I think the stories I will share today began when Teacher Henry Welp began his teaching career in Frohna, Missouri in 1883. Teacher Welp ended up serving Concordia Lutheran Church in Frohna for 51 years. Henry was born in St. Louis, Missouri, but had been raised in Hoyleton, Illinois where his father was a farmer. Hoyleton can be seen on this map.
Coincidentally, I understand that this group of students from schools in Okawville, Nashville, and New Minden visited our museum yesterday. You can see all those towns on the above map. I believe the Lutheran church in Hoyleton has its own school.

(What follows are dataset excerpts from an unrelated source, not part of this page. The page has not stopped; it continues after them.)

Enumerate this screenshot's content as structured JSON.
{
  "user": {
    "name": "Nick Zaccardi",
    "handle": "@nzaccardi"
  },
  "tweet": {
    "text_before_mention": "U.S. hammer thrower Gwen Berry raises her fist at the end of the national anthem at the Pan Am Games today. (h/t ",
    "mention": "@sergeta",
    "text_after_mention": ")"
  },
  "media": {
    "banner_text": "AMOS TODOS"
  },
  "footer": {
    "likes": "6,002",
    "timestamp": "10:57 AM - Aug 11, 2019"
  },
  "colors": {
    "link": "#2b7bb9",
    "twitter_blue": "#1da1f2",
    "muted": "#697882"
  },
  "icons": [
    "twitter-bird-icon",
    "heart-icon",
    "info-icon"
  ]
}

Teacher Welp’s full name was Heinrich Johann Welp. One of his brothers was named Johann Heinrich Welp. How confusing. Teacher Welp went by the name Henry. His brother went by John. It is John’s story that we tell today.
John shows up in our German Family Tree for only one event. On November 3, 1895, he married Lina Schuessler at Concordia Lutheran Church in Frohna, Missouri. This is his marriage license.

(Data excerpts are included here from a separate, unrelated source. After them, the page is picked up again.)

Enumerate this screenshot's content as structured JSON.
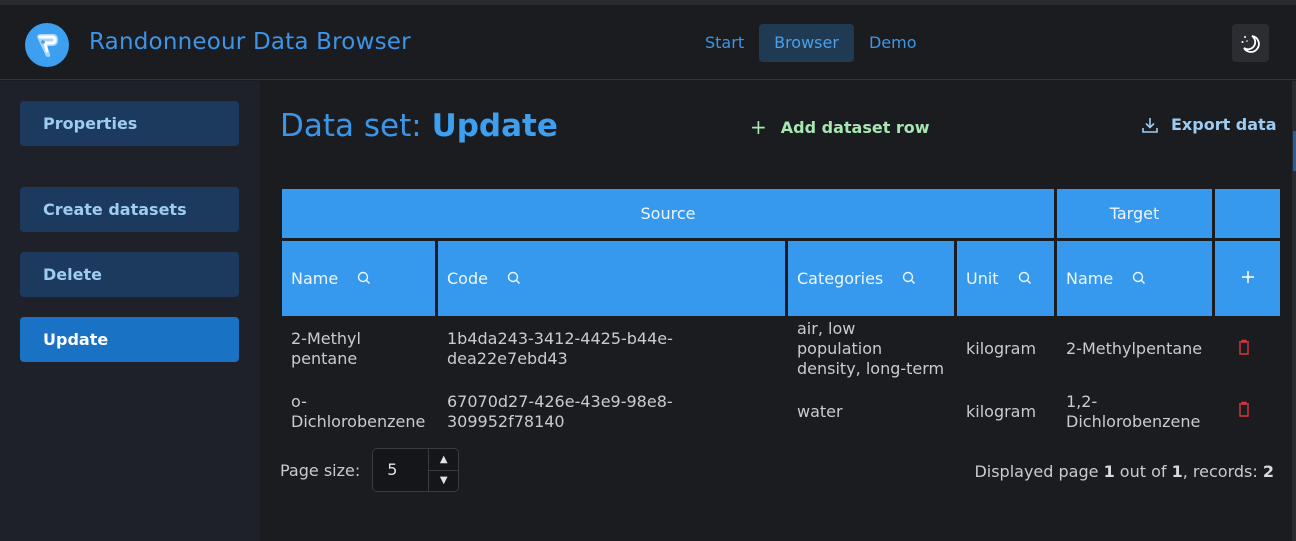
{
  "header": {
    "app_title": "Randonneour Data Browser",
    "nav": [
      {
        "label": "Start",
        "active": false
      },
      {
        "label": "Browser",
        "active": true
      },
      {
        "label": "Demo",
        "active": false
      }
    ],
    "theme_toggle_icon": "moon-stars-icon"
  },
  "sidebar": {
    "items": [
      {
        "label": "Properties",
        "active": false
      },
      {
        "label": "Create datasets",
        "active": false
      },
      {
        "label": "Delete",
        "active": false
      },
      {
        "label": "Update",
        "active": true
      }
    ]
  },
  "main": {
    "title_prefix": "Data set:",
    "title_name": "Update",
    "add_row_label": "Add dataset row",
    "export_label": "Export data",
    "table": {
      "groups": [
        {
          "label": "Source"
        },
        {
          "label": "Target"
        },
        {
          "label": ""
        }
      ],
      "columns": [
        {
          "label": "Name"
        },
        {
          "label": "Code"
        },
        {
          "label": "Categories"
        },
        {
          "label": "Unit"
        },
        {
          "label": "Name"
        }
      ],
      "rows": [
        {
          "source_name": "2-Methyl pentane",
          "code": "1b4da243-3412-4425-b44e-dea22e7ebd43",
          "categories": "air, low population density, long-term",
          "unit": "kilogram",
          "target_name": "2-Methylpentane"
        },
        {
          "source_name": "o-Dichlorobenzene",
          "code": "67070d27-426e-43e9-98e8-309952f78140",
          "categories": "water",
          "unit": "kilogram",
          "target_name": "1,2-Dichlorobenzene"
        }
      ]
    },
    "pager": {
      "label": "Page size:",
      "page_size": "5",
      "info_prefix": "Displayed page",
      "current_page": "1",
      "info_mid": "out of",
      "total_pages": "1",
      "info_records": ", records:",
      "records": "2"
    }
  },
  "colors": {
    "accent": "#3699ed",
    "active_sidebar": "#1a72c4",
    "add_row": "#a6e6b0",
    "delete": "#d9363e"
  }
}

We also have this wedding photograph of John and Lina. John’s wedding suit is another example of one that was buttoned only at the top.
John was the son of Herman Heinrich and Eliza (Kleiboeker) Welp. John was born on April 4, 1861. We have this photo of John’s parents with one of their children.

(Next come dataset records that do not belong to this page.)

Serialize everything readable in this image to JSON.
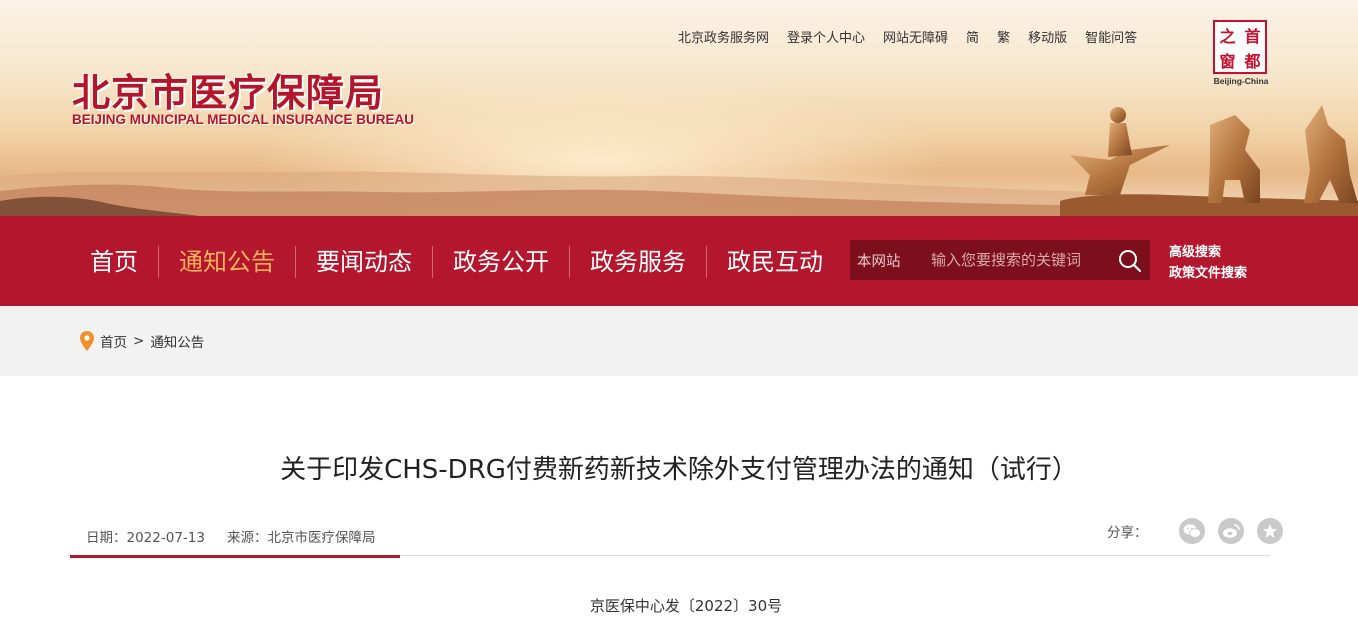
{
  "header": {
    "title_cn": "北京市医疗保障局",
    "title_en": "BEIJING MUNICIPAL MEDICAL INSURANCE BUREAU",
    "top_links": [
      "北京政务服务网",
      "登录个人中心",
      "网站无障碍",
      "简",
      "繁",
      "移动版",
      "智能问答"
    ],
    "seal": {
      "chars": [
        "之",
        "首",
        "窗",
        "都"
      ],
      "caption": "Beijing-China"
    }
  },
  "nav": {
    "items": [
      "首页",
      "通知公告",
      "要闻动态",
      "政务公开",
      "政务服务",
      "政民互动"
    ],
    "active": "通知公告",
    "search_scope": "本网站",
    "search_placeholder": "输入您要搜索的关键词",
    "advanced_search": "高级搜索",
    "policy_search": "政策文件搜索"
  },
  "breadcrumb": [
    "首页",
    "通知公告"
  ],
  "article": {
    "title": "关于印发CHS-DRG付费新药新技术除外支付管理办法的通知（试行）",
    "date_label": "日期：",
    "date": "2022-07-13",
    "source_label": "来源：",
    "source": "北京市医疗保障局",
    "share_label": "分享：",
    "share_icons": [
      "wechat-icon",
      "weibo-icon",
      "favorite-star-icon"
    ],
    "doc_number": "京医保中心发〔2022〕30号"
  },
  "colors": {
    "brand_red": "#b4172d",
    "active_nav": "#f7b15b"
  }
}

Lina Schuessler was the daughter of John and Mary (Jahn) Schuessler of Frohna. She was born on July 24, 1866 and baptized at Concordia Lutheran Church. A post was published quite a while ago about Lina’s parents titled, When Did Jahn Schuessler Die?
The marriage license shown above, as well as the marriage record in the Concordia books, states that when his marriage took place, John was living in St. Louis. However, in the previous 1880 census, John was living with his parents in Hoyleton.
You might think this is his brother, Henry, in this census, but we find Henry in the 1880 census as a student at the Lutheran teachers seminary in Addison, Illinois.
One might conclude that John met his bride, Lina, in Frohna when he came down to Perry County to visit his brother. For that time period, John and Lina were pretty old when they got married. John was 34, and Lina was 29.
In the 1900 census, we find John and Lina living in St. Louis, but in that record we find some additional information about John. The entry for John started on one page and was continued on the next.
This record shows that John must have been married previously and had children by that marriage. Those children were also born in Illinois. Only the last child, Frieda, was born in Missouri and was born after John and Lina were married. I was unable to find another marriage record for John Welp in Illinois. Another child, Gottfried, was born to this couple in 1903.
Sadly, John died in 1903, so these two were only married for eight years. This death record from St. Louis gives us a few more details about the Welps.
This document states that John died of typhoid fever, and he was an iron worker. This record says that John was buried at the New Bethlehem Cemetery in St. Louis, but a gravestone photo could not be found. It also says that he lived at 1422 Farrar St. The building in the photo below is listed with that address nowadays.
Lina was still living at this address in 1910.
The same is true in the 1920 census, but fewer children remain in the household.
Then in 1930, we find a new situation. Lina and her youngest son were living with her daughter, Frieda, and her husband at a different address in St. Louis.
Here is another case of a Welp who found a spouse from Perry County. Frieda Welp married Ferdinand Buenger. Ferdinand was the son of Friedrich (Fritz) and Ida (Hellwege) Buenger of Altenburg. As near as I can tell, they must have been married around 1920, but I could not find a marriage record or license. It is not recorded in any church records we have in our German Family Tree.
Ferdinand and Frieda were living in Kansas City, Missouri in 1940 where Ferdinand was an accountant. Lina Welp was still living with them at the age of 72.
Lina died in 1955. There is a death record for her in the Concordia Lutheran Church books, and she is buried in the Concordia Cemetery.
The story today shows a few examples of people who lived elsewhere who came to this area to find their spouses. I like to think that there always have been Perry County women around who had or have the qualifications of being wonderful wives. The same goes with wonderful Perry County men who had or have the qualifications of being wonderful husbands.